The Dutch-owned brewer is kitting out selected London pubs with a slew of banners, posters, beer taps and Olympic-branded glassware (as well as kitting out bar staff Heineken uniforms) all in the brand’s recognisable bottle green.
Heineken, the official lager supplier and sponsor of London 2012, is a Tier Three LOCOG sponsor with exclusive pouring rights for its beer and cider brands. It will be serving both flagship Heineken and Amstel brands across Olympic venues.
The move is part of the wider Celebrate London 2012 initiative – which revolves around a programme website and includes a range of marketing activity.

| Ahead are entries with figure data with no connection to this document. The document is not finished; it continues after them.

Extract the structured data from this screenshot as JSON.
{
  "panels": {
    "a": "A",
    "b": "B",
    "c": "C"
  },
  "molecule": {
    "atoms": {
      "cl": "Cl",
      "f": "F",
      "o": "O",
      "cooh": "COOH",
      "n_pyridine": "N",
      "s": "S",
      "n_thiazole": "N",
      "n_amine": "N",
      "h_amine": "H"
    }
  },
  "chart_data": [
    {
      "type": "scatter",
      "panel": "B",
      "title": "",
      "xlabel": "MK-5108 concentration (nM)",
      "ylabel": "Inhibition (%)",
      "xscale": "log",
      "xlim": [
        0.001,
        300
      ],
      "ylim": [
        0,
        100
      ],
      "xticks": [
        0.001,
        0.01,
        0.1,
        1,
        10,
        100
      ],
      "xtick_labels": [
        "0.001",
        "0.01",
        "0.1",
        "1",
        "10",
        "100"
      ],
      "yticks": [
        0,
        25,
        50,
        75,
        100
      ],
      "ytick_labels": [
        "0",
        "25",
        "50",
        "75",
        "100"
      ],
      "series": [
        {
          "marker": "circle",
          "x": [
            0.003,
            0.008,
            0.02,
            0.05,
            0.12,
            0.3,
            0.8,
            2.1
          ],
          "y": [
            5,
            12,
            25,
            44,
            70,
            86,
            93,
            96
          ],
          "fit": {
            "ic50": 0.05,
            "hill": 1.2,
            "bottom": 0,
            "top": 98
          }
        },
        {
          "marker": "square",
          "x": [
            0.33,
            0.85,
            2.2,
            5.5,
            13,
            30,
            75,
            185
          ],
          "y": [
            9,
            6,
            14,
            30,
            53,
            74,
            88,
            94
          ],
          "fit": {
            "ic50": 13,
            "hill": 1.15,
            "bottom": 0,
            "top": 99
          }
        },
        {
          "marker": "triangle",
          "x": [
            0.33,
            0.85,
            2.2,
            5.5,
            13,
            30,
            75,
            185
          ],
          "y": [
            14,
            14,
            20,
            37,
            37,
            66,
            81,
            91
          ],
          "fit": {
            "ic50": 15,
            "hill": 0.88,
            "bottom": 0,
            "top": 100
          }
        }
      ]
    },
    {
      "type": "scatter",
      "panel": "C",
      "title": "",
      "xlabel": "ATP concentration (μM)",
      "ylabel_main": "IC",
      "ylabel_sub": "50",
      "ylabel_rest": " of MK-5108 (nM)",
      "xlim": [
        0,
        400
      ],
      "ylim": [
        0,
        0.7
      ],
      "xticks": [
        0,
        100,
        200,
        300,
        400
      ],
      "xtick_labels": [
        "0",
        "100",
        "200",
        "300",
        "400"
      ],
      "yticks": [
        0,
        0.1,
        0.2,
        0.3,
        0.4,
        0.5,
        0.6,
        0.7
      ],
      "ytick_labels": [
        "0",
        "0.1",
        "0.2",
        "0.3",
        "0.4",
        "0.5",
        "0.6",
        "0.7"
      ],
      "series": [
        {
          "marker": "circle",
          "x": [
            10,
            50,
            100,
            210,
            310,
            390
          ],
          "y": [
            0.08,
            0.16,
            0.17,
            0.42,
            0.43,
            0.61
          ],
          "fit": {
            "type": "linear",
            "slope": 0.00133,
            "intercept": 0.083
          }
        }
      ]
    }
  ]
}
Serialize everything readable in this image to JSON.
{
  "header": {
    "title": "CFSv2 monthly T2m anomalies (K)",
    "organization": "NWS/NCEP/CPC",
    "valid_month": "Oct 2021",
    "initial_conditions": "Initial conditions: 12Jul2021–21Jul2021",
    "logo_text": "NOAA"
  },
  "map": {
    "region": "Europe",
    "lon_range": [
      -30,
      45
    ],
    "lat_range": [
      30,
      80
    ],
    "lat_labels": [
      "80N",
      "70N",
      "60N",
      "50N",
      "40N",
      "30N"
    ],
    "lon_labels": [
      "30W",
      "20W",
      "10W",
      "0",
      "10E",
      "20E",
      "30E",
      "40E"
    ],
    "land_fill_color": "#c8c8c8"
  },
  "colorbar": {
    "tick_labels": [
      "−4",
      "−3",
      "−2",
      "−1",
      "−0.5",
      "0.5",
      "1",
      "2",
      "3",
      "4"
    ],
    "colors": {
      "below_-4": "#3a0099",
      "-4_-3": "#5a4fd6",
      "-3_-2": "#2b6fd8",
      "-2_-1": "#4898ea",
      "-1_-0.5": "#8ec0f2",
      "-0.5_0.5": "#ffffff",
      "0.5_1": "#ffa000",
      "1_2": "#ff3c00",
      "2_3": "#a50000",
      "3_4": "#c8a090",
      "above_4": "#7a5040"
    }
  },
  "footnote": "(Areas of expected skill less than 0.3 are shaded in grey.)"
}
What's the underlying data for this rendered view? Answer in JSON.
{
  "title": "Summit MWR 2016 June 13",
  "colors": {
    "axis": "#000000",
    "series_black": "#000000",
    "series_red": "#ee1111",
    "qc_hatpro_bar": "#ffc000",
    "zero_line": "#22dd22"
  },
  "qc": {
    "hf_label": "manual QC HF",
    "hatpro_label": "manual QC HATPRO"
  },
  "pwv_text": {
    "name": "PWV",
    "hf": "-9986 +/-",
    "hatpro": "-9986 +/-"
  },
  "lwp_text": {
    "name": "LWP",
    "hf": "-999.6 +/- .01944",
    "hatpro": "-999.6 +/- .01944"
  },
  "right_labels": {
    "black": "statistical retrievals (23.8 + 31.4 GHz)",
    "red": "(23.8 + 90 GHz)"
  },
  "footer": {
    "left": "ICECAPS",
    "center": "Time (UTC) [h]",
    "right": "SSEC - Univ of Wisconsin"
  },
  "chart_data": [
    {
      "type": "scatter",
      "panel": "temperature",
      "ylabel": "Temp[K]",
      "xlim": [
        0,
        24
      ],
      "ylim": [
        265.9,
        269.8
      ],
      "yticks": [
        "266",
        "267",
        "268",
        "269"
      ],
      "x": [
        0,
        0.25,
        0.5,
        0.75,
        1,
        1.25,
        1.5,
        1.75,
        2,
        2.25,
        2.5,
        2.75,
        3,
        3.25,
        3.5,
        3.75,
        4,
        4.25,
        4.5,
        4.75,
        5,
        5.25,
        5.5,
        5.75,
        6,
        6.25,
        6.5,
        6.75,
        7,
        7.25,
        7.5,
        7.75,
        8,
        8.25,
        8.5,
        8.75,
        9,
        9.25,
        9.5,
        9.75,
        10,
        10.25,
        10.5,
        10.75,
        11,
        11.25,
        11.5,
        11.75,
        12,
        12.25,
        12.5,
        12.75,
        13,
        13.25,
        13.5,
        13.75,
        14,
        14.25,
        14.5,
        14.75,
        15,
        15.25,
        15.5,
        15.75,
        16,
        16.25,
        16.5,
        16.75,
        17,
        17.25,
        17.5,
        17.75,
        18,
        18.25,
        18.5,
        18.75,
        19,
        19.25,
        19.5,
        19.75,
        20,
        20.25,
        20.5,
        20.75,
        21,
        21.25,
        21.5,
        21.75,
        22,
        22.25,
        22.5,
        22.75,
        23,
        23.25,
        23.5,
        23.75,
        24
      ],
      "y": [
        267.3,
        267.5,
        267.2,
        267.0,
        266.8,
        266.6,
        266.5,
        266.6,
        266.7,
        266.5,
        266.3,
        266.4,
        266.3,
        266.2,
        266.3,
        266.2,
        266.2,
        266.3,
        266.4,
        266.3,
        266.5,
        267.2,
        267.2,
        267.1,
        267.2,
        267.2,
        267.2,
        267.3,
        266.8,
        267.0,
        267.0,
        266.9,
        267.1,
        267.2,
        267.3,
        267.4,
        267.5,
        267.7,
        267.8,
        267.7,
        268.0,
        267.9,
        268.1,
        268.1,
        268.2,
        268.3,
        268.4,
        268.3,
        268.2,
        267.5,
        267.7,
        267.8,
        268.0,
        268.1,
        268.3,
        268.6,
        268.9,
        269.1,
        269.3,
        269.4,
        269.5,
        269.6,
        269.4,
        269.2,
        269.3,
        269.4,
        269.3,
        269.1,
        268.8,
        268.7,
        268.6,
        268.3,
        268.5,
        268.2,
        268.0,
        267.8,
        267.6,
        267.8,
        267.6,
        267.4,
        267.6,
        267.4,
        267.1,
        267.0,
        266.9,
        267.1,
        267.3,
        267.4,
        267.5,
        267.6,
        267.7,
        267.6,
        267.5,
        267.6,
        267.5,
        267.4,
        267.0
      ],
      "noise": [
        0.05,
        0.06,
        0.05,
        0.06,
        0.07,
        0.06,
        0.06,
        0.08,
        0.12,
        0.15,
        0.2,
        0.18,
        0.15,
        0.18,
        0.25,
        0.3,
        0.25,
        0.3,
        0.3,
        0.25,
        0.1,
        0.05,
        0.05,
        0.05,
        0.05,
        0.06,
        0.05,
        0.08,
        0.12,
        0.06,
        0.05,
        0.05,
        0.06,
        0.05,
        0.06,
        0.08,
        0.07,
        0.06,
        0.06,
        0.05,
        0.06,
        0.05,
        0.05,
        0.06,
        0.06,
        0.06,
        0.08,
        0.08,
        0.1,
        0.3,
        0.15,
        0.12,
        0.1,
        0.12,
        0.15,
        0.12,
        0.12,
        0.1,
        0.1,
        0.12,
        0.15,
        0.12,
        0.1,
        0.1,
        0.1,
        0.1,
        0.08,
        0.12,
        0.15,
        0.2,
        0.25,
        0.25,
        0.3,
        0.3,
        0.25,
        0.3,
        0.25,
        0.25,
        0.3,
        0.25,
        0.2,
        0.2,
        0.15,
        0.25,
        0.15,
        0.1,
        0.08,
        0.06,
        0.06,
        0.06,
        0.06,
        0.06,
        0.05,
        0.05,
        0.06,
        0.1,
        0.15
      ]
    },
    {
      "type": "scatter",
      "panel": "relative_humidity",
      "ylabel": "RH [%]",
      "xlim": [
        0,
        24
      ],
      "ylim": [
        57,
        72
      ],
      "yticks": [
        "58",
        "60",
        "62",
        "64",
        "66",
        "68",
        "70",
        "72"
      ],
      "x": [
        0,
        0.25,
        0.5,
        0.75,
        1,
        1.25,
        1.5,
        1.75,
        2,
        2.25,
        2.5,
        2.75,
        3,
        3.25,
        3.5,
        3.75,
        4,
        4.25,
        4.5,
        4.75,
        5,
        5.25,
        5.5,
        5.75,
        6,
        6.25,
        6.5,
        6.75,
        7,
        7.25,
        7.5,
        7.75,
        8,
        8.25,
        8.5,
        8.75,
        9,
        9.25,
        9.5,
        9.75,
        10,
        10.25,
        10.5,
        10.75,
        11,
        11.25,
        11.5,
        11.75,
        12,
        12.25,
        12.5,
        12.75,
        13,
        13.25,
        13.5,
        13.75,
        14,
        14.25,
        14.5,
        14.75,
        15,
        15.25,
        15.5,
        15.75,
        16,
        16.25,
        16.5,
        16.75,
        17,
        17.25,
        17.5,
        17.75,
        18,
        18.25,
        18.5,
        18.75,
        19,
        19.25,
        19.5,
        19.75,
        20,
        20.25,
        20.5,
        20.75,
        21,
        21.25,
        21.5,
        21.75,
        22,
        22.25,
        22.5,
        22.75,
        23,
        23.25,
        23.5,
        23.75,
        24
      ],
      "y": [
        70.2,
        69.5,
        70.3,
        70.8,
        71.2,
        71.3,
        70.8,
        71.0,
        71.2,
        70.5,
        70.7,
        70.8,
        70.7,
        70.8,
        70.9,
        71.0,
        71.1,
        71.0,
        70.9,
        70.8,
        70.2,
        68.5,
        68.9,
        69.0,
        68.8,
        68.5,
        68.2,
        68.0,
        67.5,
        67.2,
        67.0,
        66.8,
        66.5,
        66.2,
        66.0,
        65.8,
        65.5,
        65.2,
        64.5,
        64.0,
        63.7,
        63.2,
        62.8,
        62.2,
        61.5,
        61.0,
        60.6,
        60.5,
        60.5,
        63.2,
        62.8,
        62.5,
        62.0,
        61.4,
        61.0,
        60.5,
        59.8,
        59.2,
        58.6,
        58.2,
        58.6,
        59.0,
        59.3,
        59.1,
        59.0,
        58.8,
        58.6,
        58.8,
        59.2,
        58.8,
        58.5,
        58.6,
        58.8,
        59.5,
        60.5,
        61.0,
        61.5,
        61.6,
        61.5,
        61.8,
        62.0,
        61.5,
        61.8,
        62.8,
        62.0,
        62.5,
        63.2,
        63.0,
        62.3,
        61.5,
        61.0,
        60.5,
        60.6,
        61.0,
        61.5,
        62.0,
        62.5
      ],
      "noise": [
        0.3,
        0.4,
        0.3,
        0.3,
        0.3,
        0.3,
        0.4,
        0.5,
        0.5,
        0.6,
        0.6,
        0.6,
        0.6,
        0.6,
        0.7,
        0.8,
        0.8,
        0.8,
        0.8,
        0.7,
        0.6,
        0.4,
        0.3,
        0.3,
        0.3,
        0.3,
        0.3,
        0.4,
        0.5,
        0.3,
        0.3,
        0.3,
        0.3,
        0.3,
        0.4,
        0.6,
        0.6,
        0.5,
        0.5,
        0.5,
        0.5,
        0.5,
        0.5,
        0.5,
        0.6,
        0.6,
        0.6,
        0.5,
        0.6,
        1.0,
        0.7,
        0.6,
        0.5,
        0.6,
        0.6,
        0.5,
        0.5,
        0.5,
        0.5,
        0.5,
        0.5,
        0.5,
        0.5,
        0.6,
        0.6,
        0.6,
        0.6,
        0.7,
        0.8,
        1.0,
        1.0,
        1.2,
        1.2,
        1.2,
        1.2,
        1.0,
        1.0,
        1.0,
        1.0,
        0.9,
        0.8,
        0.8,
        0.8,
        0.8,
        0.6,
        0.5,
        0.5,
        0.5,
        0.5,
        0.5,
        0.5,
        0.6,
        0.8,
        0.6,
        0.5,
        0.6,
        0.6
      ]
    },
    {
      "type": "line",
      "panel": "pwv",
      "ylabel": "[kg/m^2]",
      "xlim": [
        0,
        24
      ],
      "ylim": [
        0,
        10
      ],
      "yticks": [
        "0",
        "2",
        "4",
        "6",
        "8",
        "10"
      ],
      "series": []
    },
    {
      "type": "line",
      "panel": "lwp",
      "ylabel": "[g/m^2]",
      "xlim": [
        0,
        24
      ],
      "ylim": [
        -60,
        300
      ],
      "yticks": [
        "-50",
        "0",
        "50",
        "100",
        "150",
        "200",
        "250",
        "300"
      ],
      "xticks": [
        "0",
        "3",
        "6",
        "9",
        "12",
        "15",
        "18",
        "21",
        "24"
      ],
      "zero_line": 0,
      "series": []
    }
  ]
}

Other strands of this work include a ‘text to win’ competition that offers beer drinkers the chance to win tickets to Olympic parties. This promotion is running in partnership with pub owner JD Wetherspoon in 850 of its outlets.
This initiative sees the brand ramp up its Games marketing. The brewer expects to sell a staggering 2.2 million extra pints of Heineken across London during the Games.
‘The Olympics is going to be fantastic,‘ said Heineken sales managing director Lawson Mountstevens. ‘There’s a real wow factor about it and it’s a great opportunity for us to showcase the great British pub.’
On a more patriotic front related to its home country, Heineken is taking over Alexander Palace to host the Dutch Olympic Committee and team during the game with a venue it is branding ‘Holland Heineken House’. See previous case study.
When LOCOG appointed Heineken UK, Britain’s leading brewer, as Official Lager Supplier and sponsor of London 2012 in a tier three sponsorship deal last year, Heineken’s chief commercial officer Alexis Nasard said that the company’s decision to become an official Olympic sponsor was because the Games’ status as the biggest, global spectacular event reflects Heineken’s global brand position.
Nasard also stated that it also provides ‘a wonderful platform for the promotion of responsible drinking’.
But the brewer itself is reported to be planning a cultural shift towards crowd-sourced marketing and inviting more design and communication ideas from fans and drinkers.
This may mark a move from Heineken away from the major official music and sports partnerships (including long-term sponsorship of events such as the UEFA Champions League and the Rugby World Cup) which have long been a staple of its marketing (and that of many competitors in the alcohol sector).
Or it may just be the brand having the foresight to lay the groundwork for some markets that are threatening to introduce tougher alcohol brand sponsorship legislation.